Tar Baby

★★★★
theatre review (edinburgh) | Read in About 2 minutes
33330 large
100487 original
Published 08 Aug 2015
33328 large
115270 original

Desiree Burch has three words to describe racism: “the great unfixable”. Her show both tries and doesn’t try to fix it, calling bullshit on the idea of a “post-racial” society while at the same time acknowledging the desire for a space where we can finally put things right. It’s difficult, it’s hopeful, and it’s angry.

It’s also very funny. Complicatedly, uncomfortably funny, full of laughs that linger in the air like question marks. Burch fits the show into an interactive carnival framework, playfully roping members of the audience into games and jokes alike. But games are never just games and jokes are never just jokes; so often they rest on prejudices and assumptions, a tension that Burch slowly and skilfully brings to the surface.

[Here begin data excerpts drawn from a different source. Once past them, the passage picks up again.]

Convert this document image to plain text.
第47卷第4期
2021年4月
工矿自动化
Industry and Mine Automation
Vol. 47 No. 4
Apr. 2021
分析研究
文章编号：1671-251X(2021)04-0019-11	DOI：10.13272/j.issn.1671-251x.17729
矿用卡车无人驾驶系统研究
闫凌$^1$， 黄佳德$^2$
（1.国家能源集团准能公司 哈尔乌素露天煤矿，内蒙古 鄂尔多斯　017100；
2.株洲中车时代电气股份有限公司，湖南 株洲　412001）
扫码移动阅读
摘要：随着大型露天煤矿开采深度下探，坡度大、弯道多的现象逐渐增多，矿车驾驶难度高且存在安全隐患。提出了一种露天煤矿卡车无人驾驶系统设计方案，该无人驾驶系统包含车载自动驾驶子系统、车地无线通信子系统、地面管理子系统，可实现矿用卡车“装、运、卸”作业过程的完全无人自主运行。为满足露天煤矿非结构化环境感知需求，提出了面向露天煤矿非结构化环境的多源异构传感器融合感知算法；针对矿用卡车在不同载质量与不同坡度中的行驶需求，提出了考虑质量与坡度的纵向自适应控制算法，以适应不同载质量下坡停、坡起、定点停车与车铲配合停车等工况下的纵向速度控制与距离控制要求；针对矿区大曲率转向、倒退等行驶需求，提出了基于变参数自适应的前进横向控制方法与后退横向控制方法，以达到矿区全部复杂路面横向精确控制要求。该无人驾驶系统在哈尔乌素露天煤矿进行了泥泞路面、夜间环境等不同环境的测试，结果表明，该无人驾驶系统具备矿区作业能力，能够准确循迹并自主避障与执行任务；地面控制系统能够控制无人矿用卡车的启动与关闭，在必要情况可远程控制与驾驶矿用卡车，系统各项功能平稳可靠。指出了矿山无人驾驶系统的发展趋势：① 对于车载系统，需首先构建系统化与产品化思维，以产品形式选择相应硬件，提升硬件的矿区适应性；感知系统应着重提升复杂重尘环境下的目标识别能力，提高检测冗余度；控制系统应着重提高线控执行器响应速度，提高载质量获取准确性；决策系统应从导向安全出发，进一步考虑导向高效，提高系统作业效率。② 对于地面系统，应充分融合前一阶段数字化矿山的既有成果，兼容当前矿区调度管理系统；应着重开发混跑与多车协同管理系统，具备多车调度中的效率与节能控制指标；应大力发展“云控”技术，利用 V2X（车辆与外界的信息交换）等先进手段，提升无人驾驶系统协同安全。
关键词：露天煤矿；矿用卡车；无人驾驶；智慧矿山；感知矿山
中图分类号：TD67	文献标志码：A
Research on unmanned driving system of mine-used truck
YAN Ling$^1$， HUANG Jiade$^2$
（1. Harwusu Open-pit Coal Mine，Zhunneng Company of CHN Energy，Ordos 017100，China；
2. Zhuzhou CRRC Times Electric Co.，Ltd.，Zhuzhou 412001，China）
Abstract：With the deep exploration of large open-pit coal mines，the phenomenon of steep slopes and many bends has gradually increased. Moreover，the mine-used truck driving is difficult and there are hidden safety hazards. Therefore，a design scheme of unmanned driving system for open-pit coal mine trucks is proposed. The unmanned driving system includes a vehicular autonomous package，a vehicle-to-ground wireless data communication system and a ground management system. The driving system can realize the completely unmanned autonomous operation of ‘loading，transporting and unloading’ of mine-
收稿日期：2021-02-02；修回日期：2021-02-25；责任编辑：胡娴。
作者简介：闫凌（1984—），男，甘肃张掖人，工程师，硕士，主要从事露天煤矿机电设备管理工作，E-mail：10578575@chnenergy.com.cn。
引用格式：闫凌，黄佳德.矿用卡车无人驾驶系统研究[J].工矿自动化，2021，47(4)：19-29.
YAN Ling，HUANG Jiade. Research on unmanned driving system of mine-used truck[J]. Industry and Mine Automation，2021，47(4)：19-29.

There’s a tension too in the performer-spectator dynamic, one that Burch pulls taut. Racism, she says, is essentially about turning someone else into a thing, an object. Watching her on stage, the (mostly white) audience is forced into a similar relationship. Are we really that different from the casting directors who demanded – she tells us with humour and frustration – that she be “more black”?

A 250-word review is never going to be able to address all the complexities of race and institutionalised inequality. Neither is a 90-minute show – and Burch knows it. Tar Baby is unapologetically problematic and incomplete. That’s the point. And in its problematising, it’s a sharp, necessary and galvanising reminder of how far we still have to go.